New Digital Security Program Doesn’t Protect as Promised

Sept. 29, 2009

AUSTIN, Texas — University of Texas at Austin scientists have shown that they can break "Vanish," a program that promised to self-destruct computer data, such as emails and photographs, and thereby protect a person's privacy.

There is no way to permanently delete any material posted or sent through the Internet, and this leaves people's information vulnerable to breaches in privacy.

Vanish, created by University of Washington researchers, claimed to solve that problem by encoding digital data so that they can only be read for a limited time window, such as eight hours. After that time, the data still exists, but it can no longer be read because the "encryption key" used to access it is no longer available. The data looks like digital gibberish.

The Texas scientists, along with colleagues from Princeton University and the University of Michigan, created a program called "Unvanish" that makes Vanished data recoverable after it should have disappeared.

"Our goal with Unvanish is to discourage people from relying on the privacy of a system that is not actually private," says Emmett Witchel, assistant professor of computer science. "We wish to respect the privacy concerns of people that might be using the Vanish system."

The Vanish system encrypts data and takes advantage of the structure of peer-to-peer file sharing systems to manage encryption keys in a novel way. The keys are split up into many small pieces and stored at many different places on the network.

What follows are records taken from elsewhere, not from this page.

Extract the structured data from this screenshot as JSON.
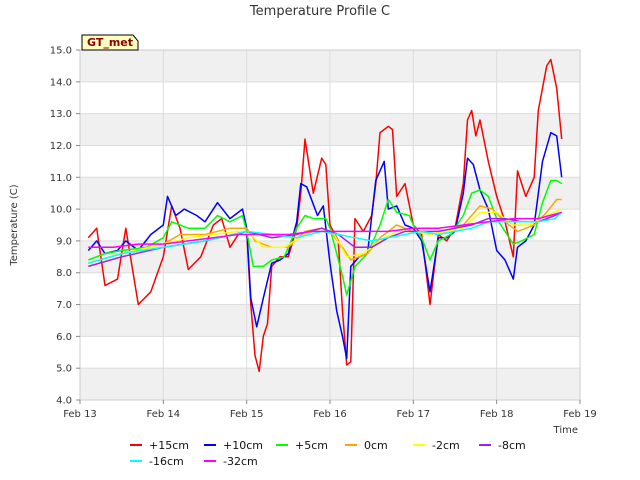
{
  "chart_data": {
    "type": "line",
    "title": "Temperature Profile C",
    "xlabel": "Time",
    "ylabel": "Temperature (C)",
    "ylim": [
      4.0,
      15.0
    ],
    "xlim": [
      "Feb 13",
      "Feb 19"
    ],
    "x_ticks": [
      "Feb 13",
      "Feb 14",
      "Feb 15",
      "Feb 16",
      "Feb 17",
      "Feb 18",
      "Feb 19"
    ],
    "y_ticks": [
      "4.0",
      "5.0",
      "6.0",
      "7.0",
      "8.0",
      "9.0",
      "10.0",
      "11.0",
      "12.0",
      "13.0",
      "14.0",
      "15.0"
    ],
    "grid": true,
    "legend_position": "bottom",
    "annotation": "GT_met",
    "x_unit": "days since Feb 13",
    "series": [
      {
        "name": "+15cm",
        "color": "#ff0000",
        "points": [
          [
            0.1,
            9.1
          ],
          [
            0.2,
            9.4
          ],
          [
            0.3,
            7.6
          ],
          [
            0.45,
            7.8
          ],
          [
            0.55,
            9.4
          ],
          [
            0.7,
            7.0
          ],
          [
            0.85,
            7.4
          ],
          [
            1.0,
            8.5
          ],
          [
            1.1,
            10.1
          ],
          [
            1.2,
            9.4
          ],
          [
            1.3,
            8.1
          ],
          [
            1.45,
            8.5
          ],
          [
            1.6,
            9.5
          ],
          [
            1.7,
            9.7
          ],
          [
            1.8,
            8.8
          ],
          [
            1.9,
            9.2
          ],
          [
            2.0,
            9.3
          ],
          [
            2.05,
            7.0
          ],
          [
            2.1,
            5.4
          ],
          [
            2.15,
            4.9
          ],
          [
            2.2,
            6.0
          ],
          [
            2.25,
            6.4
          ],
          [
            2.3,
            8.2
          ],
          [
            2.4,
            8.5
          ],
          [
            2.5,
            8.5
          ],
          [
            2.6,
            9.4
          ],
          [
            2.65,
            10.5
          ],
          [
            2.7,
            12.2
          ],
          [
            2.8,
            10.5
          ],
          [
            2.9,
            11.6
          ],
          [
            2.95,
            11.4
          ],
          [
            3.0,
            9.5
          ],
          [
            3.1,
            9.0
          ],
          [
            3.15,
            6.8
          ],
          [
            3.2,
            5.1
          ],
          [
            3.25,
            5.2
          ],
          [
            3.3,
            9.7
          ],
          [
            3.4,
            9.3
          ],
          [
            3.5,
            9.8
          ],
          [
            3.55,
            10.8
          ],
          [
            3.6,
            12.4
          ],
          [
            3.7,
            12.6
          ],
          [
            3.75,
            12.5
          ],
          [
            3.8,
            10.4
          ],
          [
            3.9,
            10.8
          ],
          [
            4.0,
            9.5
          ],
          [
            4.1,
            9.2
          ],
          [
            4.2,
            7.0
          ],
          [
            4.3,
            9.2
          ],
          [
            4.4,
            9.0
          ],
          [
            4.5,
            9.4
          ],
          [
            4.6,
            10.8
          ],
          [
            4.65,
            12.8
          ],
          [
            4.7,
            13.1
          ],
          [
            4.75,
            12.3
          ],
          [
            4.8,
            12.8
          ],
          [
            4.9,
            11.5
          ],
          [
            5.0,
            10.4
          ],
          [
            5.1,
            9.6
          ],
          [
            5.2,
            8.5
          ],
          [
            5.25,
            11.2
          ],
          [
            5.35,
            10.4
          ],
          [
            5.45,
            11.0
          ],
          [
            5.5,
            13.1
          ],
          [
            5.6,
            14.5
          ],
          [
            5.65,
            14.7
          ],
          [
            5.72,
            13.8
          ],
          [
            5.78,
            12.2
          ]
        ]
      },
      {
        "name": "+10cm",
        "color": "#0000ff",
        "points": [
          [
            0.1,
            8.7
          ],
          [
            0.2,
            9.0
          ],
          [
            0.3,
            8.6
          ],
          [
            0.45,
            8.7
          ],
          [
            0.55,
            9.0
          ],
          [
            0.7,
            8.7
          ],
          [
            0.85,
            9.2
          ],
          [
            1.0,
            9.5
          ],
          [
            1.05,
            10.4
          ],
          [
            1.15,
            9.8
          ],
          [
            1.25,
            10.0
          ],
          [
            1.4,
            9.8
          ],
          [
            1.5,
            9.6
          ],
          [
            1.65,
            10.2
          ],
          [
            1.8,
            9.7
          ],
          [
            1.95,
            10.0
          ],
          [
            2.0,
            9.4
          ],
          [
            2.05,
            7.2
          ],
          [
            2.12,
            6.3
          ],
          [
            2.2,
            7.2
          ],
          [
            2.3,
            8.3
          ],
          [
            2.4,
            8.4
          ],
          [
            2.5,
            8.6
          ],
          [
            2.6,
            9.6
          ],
          [
            2.65,
            10.8
          ],
          [
            2.72,
            10.7
          ],
          [
            2.85,
            9.8
          ],
          [
            2.92,
            10.1
          ],
          [
            3.0,
            8.3
          ],
          [
            3.08,
            6.8
          ],
          [
            3.15,
            6.0
          ],
          [
            3.2,
            5.3
          ],
          [
            3.25,
            8.2
          ],
          [
            3.35,
            8.5
          ],
          [
            3.45,
            8.6
          ],
          [
            3.55,
            10.9
          ],
          [
            3.65,
            11.5
          ],
          [
            3.7,
            10.0
          ],
          [
            3.8,
            10.1
          ],
          [
            3.9,
            9.5
          ],
          [
            4.0,
            9.4
          ],
          [
            4.1,
            9.0
          ],
          [
            4.2,
            7.4
          ],
          [
            4.3,
            9.1
          ],
          [
            4.4,
            9.1
          ],
          [
            4.5,
            9.3
          ],
          [
            4.6,
            10.5
          ],
          [
            4.65,
            11.6
          ],
          [
            4.72,
            11.4
          ],
          [
            4.8,
            10.6
          ],
          [
            4.9,
            10.0
          ],
          [
            5.0,
            8.7
          ],
          [
            5.1,
            8.4
          ],
          [
            5.2,
            7.8
          ],
          [
            5.25,
            8.8
          ],
          [
            5.35,
            9.0
          ],
          [
            5.45,
            9.5
          ],
          [
            5.55,
            11.5
          ],
          [
            5.65,
            12.4
          ],
          [
            5.72,
            12.3
          ],
          [
            5.78,
            11.0
          ]
        ]
      },
      {
        "name": "+5cm",
        "color": "#00ff00",
        "points": [
          [
            0.1,
            8.4
          ],
          [
            0.3,
            8.6
          ],
          [
            0.5,
            8.7
          ],
          [
            0.8,
            8.8
          ],
          [
            1.0,
            9.1
          ],
          [
            1.1,
            9.6
          ],
          [
            1.3,
            9.4
          ],
          [
            1.5,
            9.4
          ],
          [
            1.65,
            9.8
          ],
          [
            1.8,
            9.6
          ],
          [
            1.95,
            9.8
          ],
          [
            2.0,
            9.3
          ],
          [
            2.08,
            8.2
          ],
          [
            2.2,
            8.2
          ],
          [
            2.3,
            8.4
          ],
          [
            2.45,
            8.5
          ],
          [
            2.6,
            9.4
          ],
          [
            2.7,
            9.8
          ],
          [
            2.8,
            9.7
          ],
          [
            2.95,
            9.7
          ],
          [
            3.0,
            9.4
          ],
          [
            3.08,
            8.6
          ],
          [
            3.15,
            7.9
          ],
          [
            3.2,
            7.3
          ],
          [
            3.3,
            8.2
          ],
          [
            3.45,
            8.6
          ],
          [
            3.6,
            9.5
          ],
          [
            3.7,
            10.3
          ],
          [
            3.8,
            9.9
          ],
          [
            3.95,
            9.8
          ],
          [
            4.0,
            9.5
          ],
          [
            4.1,
            9.1
          ],
          [
            4.2,
            8.4
          ],
          [
            4.3,
            9.0
          ],
          [
            4.45,
            9.2
          ],
          [
            4.6,
            9.8
          ],
          [
            4.7,
            10.5
          ],
          [
            4.8,
            10.6
          ],
          [
            4.9,
            10.4
          ],
          [
            5.0,
            9.7
          ],
          [
            5.1,
            9.3
          ],
          [
            5.2,
            8.9
          ],
          [
            5.3,
            9.0
          ],
          [
            5.45,
            9.2
          ],
          [
            5.55,
            10.2
          ],
          [
            5.65,
            10.9
          ],
          [
            5.72,
            10.9
          ],
          [
            5.78,
            10.8
          ]
        ]
      },
      {
        "name": "0cm",
        "color": "#ffa500",
        "points": [
          [
            0.1,
            8.3
          ],
          [
            0.5,
            8.6
          ],
          [
            1.0,
            8.9
          ],
          [
            1.2,
            9.2
          ],
          [
            1.5,
            9.2
          ],
          [
            1.8,
            9.4
          ],
          [
            2.0,
            9.4
          ],
          [
            2.1,
            9.0
          ],
          [
            2.3,
            8.8
          ],
          [
            2.5,
            8.8
          ],
          [
            2.7,
            9.3
          ],
          [
            2.9,
            9.4
          ],
          [
            3.0,
            9.3
          ],
          [
            3.15,
            8.8
          ],
          [
            3.25,
            8.4
          ],
          [
            3.45,
            8.6
          ],
          [
            3.6,
            9.1
          ],
          [
            3.8,
            9.5
          ],
          [
            4.0,
            9.3
          ],
          [
            4.2,
            9.2
          ],
          [
            4.4,
            9.3
          ],
          [
            4.6,
            9.5
          ],
          [
            4.8,
            10.1
          ],
          [
            4.95,
            10.0
          ],
          [
            5.1,
            9.6
          ],
          [
            5.25,
            9.3
          ],
          [
            5.45,
            9.5
          ],
          [
            5.6,
            9.9
          ],
          [
            5.72,
            10.3
          ],
          [
            5.78,
            10.3
          ]
        ]
      },
      {
        "name": "-2cm",
        "color": "#ffff00",
        "points": [
          [
            0.1,
            8.3
          ],
          [
            0.5,
            8.6
          ],
          [
            1.0,
            8.9
          ],
          [
            1.3,
            9.1
          ],
          [
            1.6,
            9.2
          ],
          [
            1.9,
            9.3
          ],
          [
            2.05,
            9.2
          ],
          [
            2.2,
            8.8
          ],
          [
            2.45,
            8.8
          ],
          [
            2.7,
            9.2
          ],
          [
            2.9,
            9.4
          ],
          [
            3.05,
            9.2
          ],
          [
            3.2,
            8.5
          ],
          [
            3.4,
            8.6
          ],
          [
            3.6,
            9.0
          ],
          [
            3.8,
            9.3
          ],
          [
            4.0,
            9.3
          ],
          [
            4.2,
            9.2
          ],
          [
            4.4,
            9.3
          ],
          [
            4.6,
            9.4
          ],
          [
            4.8,
            9.9
          ],
          [
            5.0,
            9.9
          ],
          [
            5.2,
            9.5
          ],
          [
            5.4,
            9.5
          ],
          [
            5.6,
            9.8
          ],
          [
            5.78,
            10.0
          ]
        ]
      },
      {
        "name": "-8cm",
        "color": "#a020f0",
        "points": [
          [
            0.1,
            8.2
          ],
          [
            0.5,
            8.5
          ],
          [
            1.0,
            8.8
          ],
          [
            1.5,
            9.0
          ],
          [
            2.0,
            9.3
          ],
          [
            2.3,
            9.1
          ],
          [
            2.6,
            9.2
          ],
          [
            2.9,
            9.4
          ],
          [
            3.1,
            9.2
          ],
          [
            3.3,
            8.8
          ],
          [
            3.5,
            8.8
          ],
          [
            3.7,
            9.1
          ],
          [
            3.9,
            9.3
          ],
          [
            4.1,
            9.3
          ],
          [
            4.3,
            9.3
          ],
          [
            4.5,
            9.4
          ],
          [
            4.7,
            9.5
          ],
          [
            4.9,
            9.7
          ],
          [
            5.1,
            9.7
          ],
          [
            5.3,
            9.6
          ],
          [
            5.5,
            9.6
          ],
          [
            5.7,
            9.8
          ],
          [
            5.78,
            9.9
          ]
        ]
      },
      {
        "name": "-16cm",
        "color": "#00ffff",
        "points": [
          [
            0.1,
            8.3
          ],
          [
            0.5,
            8.6
          ],
          [
            1.0,
            8.8
          ],
          [
            1.5,
            9.0
          ],
          [
            2.0,
            9.3
          ],
          [
            2.3,
            9.2
          ],
          [
            2.6,
            9.1
          ],
          [
            2.9,
            9.3
          ],
          [
            3.1,
            9.2
          ],
          [
            3.3,
            9.1
          ],
          [
            3.5,
            9.0
          ],
          [
            3.7,
            9.1
          ],
          [
            3.9,
            9.2
          ],
          [
            4.1,
            9.3
          ],
          [
            4.3,
            9.2
          ],
          [
            4.5,
            9.3
          ],
          [
            4.7,
            9.4
          ],
          [
            4.9,
            9.6
          ],
          [
            5.1,
            9.6
          ],
          [
            5.3,
            9.6
          ],
          [
            5.5,
            9.6
          ],
          [
            5.7,
            9.7
          ],
          [
            5.78,
            9.9
          ]
        ]
      },
      {
        "name": "-32cm",
        "color": "#ff00ff",
        "points": [
          [
            0.1,
            8.8
          ],
          [
            0.4,
            8.8
          ],
          [
            0.7,
            8.9
          ],
          [
            1.0,
            8.9
          ],
          [
            1.3,
            9.0
          ],
          [
            1.6,
            9.1
          ],
          [
            1.9,
            9.2
          ],
          [
            2.2,
            9.2
          ],
          [
            2.5,
            9.2
          ],
          [
            2.8,
            9.3
          ],
          [
            3.1,
            9.3
          ],
          [
            3.4,
            9.3
          ],
          [
            3.7,
            9.3
          ],
          [
            4.0,
            9.4
          ],
          [
            4.3,
            9.4
          ],
          [
            4.6,
            9.5
          ],
          [
            4.9,
            9.6
          ],
          [
            5.2,
            9.7
          ],
          [
            5.5,
            9.7
          ],
          [
            5.78,
            9.9
          ]
        ]
      }
    ]
  }
}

Unvanish works by collecting and storing anything that looks like a fragment of a Vanish key on the network. Later, when given a message that should have disappeared, the program consults its archive of these fragments and finds the pieces it needs to decrypt the message. Using Unvanish, it is possible to make Vanish messages reappear long after they should have disappeared, nearly 100 percent of the time.

"Messages that self-destruct at a predetermined time would be very useful, especially where privacy is important," says Brent Waters, assistant professor of computer science. "A true self-destruction feature continues to be challenging to provide."

The lead programmer on the Texas research was computer science graduate student Owen Hofmann. Post-doctoral researcher Christopher Rossbach also contributed to the project.

University of Michigan graduate student Scott Wolchok and Assistant Professor J. Alex Halderman and Princeton University Professor Edward Felten and graduate student Nadia Heninger independently broke the Vanish system.